Big Pharma Big Data Trends
While I don't cover big pharma on its own, I am keenly interested in it and follow it with some passion, having in my career worked for several pharma firms as a consultant.
I have spoken to several pharma folks about data since arriving at Forrester. Some of what I learned was surprising. Some of what I learned reinforced my views coming to this job.
Important leaders are saying that good data management gives companies a key and differentiated competitive advantage. We are hearing this in almost all of our conversations with pharma leaders. It is 100% top-of-mind for big pharma CIOs. http://searchcio.techtarget.com/video/JJ-Pharma-CIO-Healthcare-data-management-will-revolutionize-her-business
But what are the trends, and what are the best practices?
We are hearing from all the pharma stakeholders four stories that are driving the questions that are being asked of the data:
- Pharma needs to get away from its focus on molecules and pivot to a holistic view of disease. As per a senior IT manager at a major pharma in a meeting with me last week: "We have to deliver whole solutions, and not just pills."
- Pharma needs to understand prescribing behavior in the formulary and in the physician's office better in order to influence it and thus drive sales. As per a senior marketing manager from a meeting recently: "In the old world, we just sprayed and prayed," meaning that the marketing campaigns aimed at the physician did not discriminate as to who that physician was.

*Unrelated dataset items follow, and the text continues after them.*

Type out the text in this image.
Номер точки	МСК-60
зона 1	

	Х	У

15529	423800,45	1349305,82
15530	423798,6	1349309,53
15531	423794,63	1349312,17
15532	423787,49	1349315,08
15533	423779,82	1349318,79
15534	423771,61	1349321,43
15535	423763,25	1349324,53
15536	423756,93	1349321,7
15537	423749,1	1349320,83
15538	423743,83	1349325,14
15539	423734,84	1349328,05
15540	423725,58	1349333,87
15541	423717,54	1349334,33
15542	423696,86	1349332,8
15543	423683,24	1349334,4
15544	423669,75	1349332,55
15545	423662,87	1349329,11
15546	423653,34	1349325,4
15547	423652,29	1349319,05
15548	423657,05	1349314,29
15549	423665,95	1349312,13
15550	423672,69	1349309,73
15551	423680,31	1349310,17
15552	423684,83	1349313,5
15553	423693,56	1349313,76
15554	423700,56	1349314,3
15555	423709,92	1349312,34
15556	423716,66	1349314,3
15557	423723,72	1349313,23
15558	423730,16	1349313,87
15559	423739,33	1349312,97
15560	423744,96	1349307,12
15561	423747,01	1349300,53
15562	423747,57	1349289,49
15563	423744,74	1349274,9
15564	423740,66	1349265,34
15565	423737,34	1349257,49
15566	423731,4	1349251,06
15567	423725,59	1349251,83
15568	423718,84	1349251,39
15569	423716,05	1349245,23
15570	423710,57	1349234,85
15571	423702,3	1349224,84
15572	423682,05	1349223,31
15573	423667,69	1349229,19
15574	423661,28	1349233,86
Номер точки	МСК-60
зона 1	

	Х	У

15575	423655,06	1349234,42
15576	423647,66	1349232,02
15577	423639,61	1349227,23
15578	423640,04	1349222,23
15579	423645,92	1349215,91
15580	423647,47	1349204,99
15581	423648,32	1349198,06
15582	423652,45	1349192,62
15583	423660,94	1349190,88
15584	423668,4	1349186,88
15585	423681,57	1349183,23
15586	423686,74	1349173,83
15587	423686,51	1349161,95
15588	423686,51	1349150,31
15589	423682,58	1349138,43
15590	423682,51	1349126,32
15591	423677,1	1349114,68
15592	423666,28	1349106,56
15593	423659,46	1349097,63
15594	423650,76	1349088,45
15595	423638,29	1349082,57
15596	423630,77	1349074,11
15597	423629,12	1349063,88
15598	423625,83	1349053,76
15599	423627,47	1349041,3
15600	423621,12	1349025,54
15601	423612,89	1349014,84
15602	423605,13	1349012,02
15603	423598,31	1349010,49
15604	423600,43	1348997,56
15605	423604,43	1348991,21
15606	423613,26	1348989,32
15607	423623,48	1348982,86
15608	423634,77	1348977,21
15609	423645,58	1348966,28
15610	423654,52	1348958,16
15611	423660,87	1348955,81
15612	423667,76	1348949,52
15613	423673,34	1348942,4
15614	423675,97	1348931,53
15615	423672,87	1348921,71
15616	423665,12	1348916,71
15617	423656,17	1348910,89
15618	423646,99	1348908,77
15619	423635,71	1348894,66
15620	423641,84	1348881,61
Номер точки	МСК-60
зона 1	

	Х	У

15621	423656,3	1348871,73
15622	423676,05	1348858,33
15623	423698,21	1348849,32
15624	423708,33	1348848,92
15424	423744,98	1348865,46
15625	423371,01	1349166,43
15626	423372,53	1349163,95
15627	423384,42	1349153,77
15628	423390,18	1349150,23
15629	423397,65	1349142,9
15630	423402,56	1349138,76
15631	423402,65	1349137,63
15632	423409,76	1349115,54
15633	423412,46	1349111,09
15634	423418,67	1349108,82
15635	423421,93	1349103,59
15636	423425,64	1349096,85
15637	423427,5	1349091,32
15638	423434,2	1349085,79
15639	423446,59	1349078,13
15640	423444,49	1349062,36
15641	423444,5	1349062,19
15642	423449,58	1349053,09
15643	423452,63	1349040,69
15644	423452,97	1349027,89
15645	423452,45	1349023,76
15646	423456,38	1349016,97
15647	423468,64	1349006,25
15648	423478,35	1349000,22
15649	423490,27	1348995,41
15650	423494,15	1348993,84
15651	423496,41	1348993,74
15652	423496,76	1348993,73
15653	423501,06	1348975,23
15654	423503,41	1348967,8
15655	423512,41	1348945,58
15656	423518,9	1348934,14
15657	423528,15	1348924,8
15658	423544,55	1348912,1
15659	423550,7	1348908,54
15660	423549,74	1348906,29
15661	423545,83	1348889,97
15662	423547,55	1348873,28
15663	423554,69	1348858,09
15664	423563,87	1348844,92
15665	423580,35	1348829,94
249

- Genomic-based drugs are driving changes though the amounts and types of data that the industry must manage.
- The recent changes in American patent laws from first to invent to first to file is driving a need to more coherently manage the data associated with creation of intellectual property.
What do these systemic industry changes mean to the questions asked of data?
To address the core problem moving from molecule to disease (#1), we see fragmented efforts to map taxonomies to each other. There is an urgent need to do this, and below are a few examples of taxonomies that must be mapped to one another:
- Indications (the class of things that drug approvals allow doctors to prescribe medication on when those uses are "on label" and thus can be marketed to)
- ICD 9 (old diagnostic codes)
- ICD 10 (new diagnostic codes)
- ATC (used for the classification of drugs in the pharmaceutical business)
Because there is no effort underway to standardize any of these maps that I know of, there are no reference guides readily available to do this mapping. Therefore, the best practice is to staff up these efforts with domain experts and to prioritize regions of the taxonomies that are important to the party that is underwriting these efforts. I do see significant opportunity here for the NIH to step in and put together a working group to do this mapping and do it as a standardization effort. Of course this standardization would have to be maintained as most of the data standards listed above are not settled, but rather drift with innovative changes.
To address the need to market in a more targeted way to the physician populations (#2), we see big pharma purchasing data that maps prescriptions to doctors and also doing significant analysis employing methods of social graphing to measure influence circles. We see this work taking place within only the most sophisticated environments, and we see these environments struggling to find appropriate business models to draw from in order to do this work. Probably the place where this work is mature is in the intelligence community, and thus it would be a best practice, not one we have seen, to have the pharma folks who are pioneering this work create potential best practice sharing sessions with the intelligence community. Alternatively, recruiting talent from these communities is something we see in firms in the information business like LexisNexis and Thomson Financial.
To address the problems of harnessing the gene sequence (#3), we see the most advanced work coming not from pharma, but from the clinics. Mount Sinai is a great example of a center of excellence here; in particular, look at the Icahn Institute (http://icahn.mssm.edu/
To address the patent compression issue (#4), we see efforts of natural language processing coming to the fore. In particular, we see a great effort to create better-structured data from somewhat unstructured data entered into electronic lab notebooks. We are mostly being made aware of this by the vendor community, and thus are not sure to what extent this is a profound issue of data management in big pharma. The data management teams we have spoken to in big pharma are not focused on this problem; i.e., look for this to possibly be a solution in search of a problem.